Não é tudo: e se lhes disser que há uma área na qual a gestão do capitão Tarcísio criará um desastre ainda maior?
Prepare-se: na próxima semana, denuncio a destruição levada a cabo pelo governador na educação pública.
[1] Lívia Machado, Paola Patriarca, Renata Bitar “Privatização da Sabesp é concluída em cerimônia na B3; Governo de SP levanta R$ 14,8 bi”. 23/07/2024; link para a matéria: https://g1.globo.com/sp/sao-paulo/noticia/2024/07/23/em-cerimonia-na-b3-governo-de-sp-conclui-processo-de-privatizacao-da-sabesp.ghtml.

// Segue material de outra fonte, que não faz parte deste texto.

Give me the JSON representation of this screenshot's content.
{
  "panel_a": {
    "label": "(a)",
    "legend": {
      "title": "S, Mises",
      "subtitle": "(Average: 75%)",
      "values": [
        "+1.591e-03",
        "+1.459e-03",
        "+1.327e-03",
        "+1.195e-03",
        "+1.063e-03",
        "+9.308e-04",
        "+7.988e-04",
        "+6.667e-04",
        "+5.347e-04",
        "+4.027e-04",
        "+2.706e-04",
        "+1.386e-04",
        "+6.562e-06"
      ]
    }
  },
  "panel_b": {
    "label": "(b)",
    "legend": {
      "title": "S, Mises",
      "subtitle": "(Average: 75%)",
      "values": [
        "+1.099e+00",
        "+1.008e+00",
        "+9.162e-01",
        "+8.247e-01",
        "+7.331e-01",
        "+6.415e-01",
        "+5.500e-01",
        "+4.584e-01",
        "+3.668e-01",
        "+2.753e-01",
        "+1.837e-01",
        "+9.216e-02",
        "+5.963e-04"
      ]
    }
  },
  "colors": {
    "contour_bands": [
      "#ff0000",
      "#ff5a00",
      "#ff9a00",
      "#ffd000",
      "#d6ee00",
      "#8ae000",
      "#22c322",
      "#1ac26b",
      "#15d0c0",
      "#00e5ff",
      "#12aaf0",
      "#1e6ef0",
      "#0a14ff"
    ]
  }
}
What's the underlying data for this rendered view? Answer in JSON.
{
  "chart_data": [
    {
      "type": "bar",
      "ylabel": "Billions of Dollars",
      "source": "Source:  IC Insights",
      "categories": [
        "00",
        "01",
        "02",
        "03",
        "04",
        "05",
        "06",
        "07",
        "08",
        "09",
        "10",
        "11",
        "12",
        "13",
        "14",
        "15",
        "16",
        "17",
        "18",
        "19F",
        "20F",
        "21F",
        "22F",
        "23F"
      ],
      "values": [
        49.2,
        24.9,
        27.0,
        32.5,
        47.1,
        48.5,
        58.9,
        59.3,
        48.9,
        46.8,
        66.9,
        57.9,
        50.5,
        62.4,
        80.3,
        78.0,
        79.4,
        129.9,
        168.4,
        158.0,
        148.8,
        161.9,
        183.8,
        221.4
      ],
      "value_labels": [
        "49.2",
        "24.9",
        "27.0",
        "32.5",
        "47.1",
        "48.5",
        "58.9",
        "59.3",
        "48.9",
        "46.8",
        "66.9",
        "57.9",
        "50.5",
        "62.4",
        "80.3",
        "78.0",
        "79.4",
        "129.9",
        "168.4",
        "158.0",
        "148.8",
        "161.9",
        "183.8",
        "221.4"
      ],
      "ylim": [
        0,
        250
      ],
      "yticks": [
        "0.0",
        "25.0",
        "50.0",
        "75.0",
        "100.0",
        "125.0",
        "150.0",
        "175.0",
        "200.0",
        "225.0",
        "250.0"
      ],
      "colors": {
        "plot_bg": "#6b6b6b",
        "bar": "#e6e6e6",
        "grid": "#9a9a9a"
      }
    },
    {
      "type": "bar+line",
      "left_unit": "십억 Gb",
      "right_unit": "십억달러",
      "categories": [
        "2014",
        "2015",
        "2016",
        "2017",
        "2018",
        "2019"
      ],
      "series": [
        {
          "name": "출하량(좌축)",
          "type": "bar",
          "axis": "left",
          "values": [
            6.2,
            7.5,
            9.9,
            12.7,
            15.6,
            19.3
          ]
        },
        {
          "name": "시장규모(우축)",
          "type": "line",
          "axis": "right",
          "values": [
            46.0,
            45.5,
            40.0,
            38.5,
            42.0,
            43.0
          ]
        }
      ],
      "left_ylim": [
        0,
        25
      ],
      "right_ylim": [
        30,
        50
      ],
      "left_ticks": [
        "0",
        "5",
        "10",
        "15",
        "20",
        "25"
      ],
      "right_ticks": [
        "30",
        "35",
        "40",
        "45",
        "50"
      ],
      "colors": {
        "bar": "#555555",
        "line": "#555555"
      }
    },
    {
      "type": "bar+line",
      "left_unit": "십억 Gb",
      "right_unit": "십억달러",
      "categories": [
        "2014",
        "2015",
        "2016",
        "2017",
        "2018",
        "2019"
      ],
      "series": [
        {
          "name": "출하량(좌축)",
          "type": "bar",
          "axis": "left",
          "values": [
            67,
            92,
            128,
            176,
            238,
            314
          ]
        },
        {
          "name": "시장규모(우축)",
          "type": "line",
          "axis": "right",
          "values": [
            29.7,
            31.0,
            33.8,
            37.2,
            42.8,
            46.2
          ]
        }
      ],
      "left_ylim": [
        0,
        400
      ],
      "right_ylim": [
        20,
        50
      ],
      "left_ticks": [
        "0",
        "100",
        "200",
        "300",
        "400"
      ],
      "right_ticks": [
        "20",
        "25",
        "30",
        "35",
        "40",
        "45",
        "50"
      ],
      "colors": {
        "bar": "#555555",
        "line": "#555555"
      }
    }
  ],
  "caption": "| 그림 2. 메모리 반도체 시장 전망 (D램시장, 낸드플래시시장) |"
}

[2] Marco Antonio Portugal. “Aumento de até 200% na água, anuncia CEO da SABESP”. 12/12/2024; link para a matéria: https://t1e1.com.br/aumento-de-ate-200-na-agua-anuncia-ceo-da-sabesp/
[3] Felipe Erlich. “Sabesp quer aumentar teto de remuneração para executivos em 600%, colocando cifra em R$ 65 milhões”. 09/04/2025; matéria no link: https://veja.abril.com.br/economia/sabesp-quer-aumentar-teto-de-remuneracao-para-executivos-em-600-colocando-cifra-em-r-65-milhoes/.
[4] Machado de Assis. Dom Casmurro. Obra completa. Volume 1. Rio de Janeiro: Nova Aguilar, 1986, p. 841.